Ben Çınar Ağabeyi 1990’lı yılların sonunda daha yakından tanıdım. İronisi güçlü, zarif, bilge bir kişiliği vardı. Kıymetli Çınar Çığ’ı benden çok daha iyi tanıyan, eski dostu rahmetli Şadan Gökovalı ustamız da, Çığ’ın ölümü sonrası hakkında güzel bir yazı kaleme almıştı. O’nu daha iyi tanımanız için, Şadan Gökovalı’ya da göklerden bir selam ileterek, bu değerli yazıdan iki küçük bölüm paylaşıyorum:
“Çınar (01.05.1938-15.01.2020), erken gençliğinden beri şiir yazıyordu ama, ilk kitabı ‘Eski Bir Tanrı’yı, 1980 yılında okurla buluşturdu. Kitabına yazdığım ‘Önsöz’de, ‘Çınar Çığ, sevgi emek ve yüreğinden oluşturduğu can türküleriyle geldi size’ diye yazmıştım.

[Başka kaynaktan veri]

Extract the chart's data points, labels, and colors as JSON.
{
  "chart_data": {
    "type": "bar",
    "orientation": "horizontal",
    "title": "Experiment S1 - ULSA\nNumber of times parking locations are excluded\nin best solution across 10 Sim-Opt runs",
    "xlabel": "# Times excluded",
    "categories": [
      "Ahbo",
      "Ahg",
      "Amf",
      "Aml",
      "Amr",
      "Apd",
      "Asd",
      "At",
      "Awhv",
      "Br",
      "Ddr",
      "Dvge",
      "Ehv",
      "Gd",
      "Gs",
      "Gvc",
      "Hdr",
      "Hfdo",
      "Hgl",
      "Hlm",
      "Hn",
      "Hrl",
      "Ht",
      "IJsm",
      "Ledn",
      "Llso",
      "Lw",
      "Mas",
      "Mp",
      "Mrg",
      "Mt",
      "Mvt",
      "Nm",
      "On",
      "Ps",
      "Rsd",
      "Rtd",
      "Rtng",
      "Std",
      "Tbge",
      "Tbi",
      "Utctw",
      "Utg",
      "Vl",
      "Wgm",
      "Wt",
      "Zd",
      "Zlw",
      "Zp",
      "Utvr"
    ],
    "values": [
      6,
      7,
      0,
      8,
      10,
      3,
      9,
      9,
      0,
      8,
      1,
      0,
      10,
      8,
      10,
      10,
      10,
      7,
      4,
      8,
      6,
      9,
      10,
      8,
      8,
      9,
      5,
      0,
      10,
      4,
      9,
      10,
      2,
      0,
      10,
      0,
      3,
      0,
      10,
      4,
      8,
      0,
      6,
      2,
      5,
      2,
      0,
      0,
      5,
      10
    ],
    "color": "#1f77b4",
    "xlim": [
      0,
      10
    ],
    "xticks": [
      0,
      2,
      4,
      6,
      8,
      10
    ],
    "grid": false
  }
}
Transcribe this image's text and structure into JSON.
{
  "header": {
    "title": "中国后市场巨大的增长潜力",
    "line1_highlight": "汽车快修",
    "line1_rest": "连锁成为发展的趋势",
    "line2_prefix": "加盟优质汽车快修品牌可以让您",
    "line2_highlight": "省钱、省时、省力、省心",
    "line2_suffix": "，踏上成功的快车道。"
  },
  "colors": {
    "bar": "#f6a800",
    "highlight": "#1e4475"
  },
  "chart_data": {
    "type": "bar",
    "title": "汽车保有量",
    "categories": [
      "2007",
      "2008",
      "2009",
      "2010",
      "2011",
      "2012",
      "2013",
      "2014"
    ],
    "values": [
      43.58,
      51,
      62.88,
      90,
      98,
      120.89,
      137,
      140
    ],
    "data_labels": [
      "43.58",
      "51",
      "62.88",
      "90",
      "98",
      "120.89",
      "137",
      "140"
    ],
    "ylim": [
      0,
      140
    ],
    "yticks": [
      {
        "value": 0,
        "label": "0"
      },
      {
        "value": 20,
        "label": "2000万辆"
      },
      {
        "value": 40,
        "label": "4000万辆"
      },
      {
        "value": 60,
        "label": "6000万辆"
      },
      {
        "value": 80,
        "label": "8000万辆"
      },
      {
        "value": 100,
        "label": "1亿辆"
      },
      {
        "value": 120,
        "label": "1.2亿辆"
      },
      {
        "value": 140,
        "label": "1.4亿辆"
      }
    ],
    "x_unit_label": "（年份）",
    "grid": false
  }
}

Bilgin Adalı, "Kitabın tek kötü tarafı, Önsöz'ü" diye yazmıştı. Sevgide eli selek (cömert) bir kişilikti Çınar. Öyleyken, sevenleri, ‘hangimizi daha çok seviyorsun?’ tartışmasına girerdi. En çok İzmir'i, sevgiyi, Muğla'yı, Tire'yi yazdı Çınar. Bir zamanların İzmirli şiir okuyucuları Alev Güçlü, Fethi Savaşçı, Serpil Bodrumlu, Attila İlhan ve Erdoğan Çokduru'lar arasında yer alırdı. Kitaba girmiş illk şiir ‘anıt’ta:
‘Aklın gözyaşı dökülür
vurulunca insan’ diyordu.”
Böylece sanki, bütün şiir senfonisinin üvertürünü veya prelüdünü söylüyordu.”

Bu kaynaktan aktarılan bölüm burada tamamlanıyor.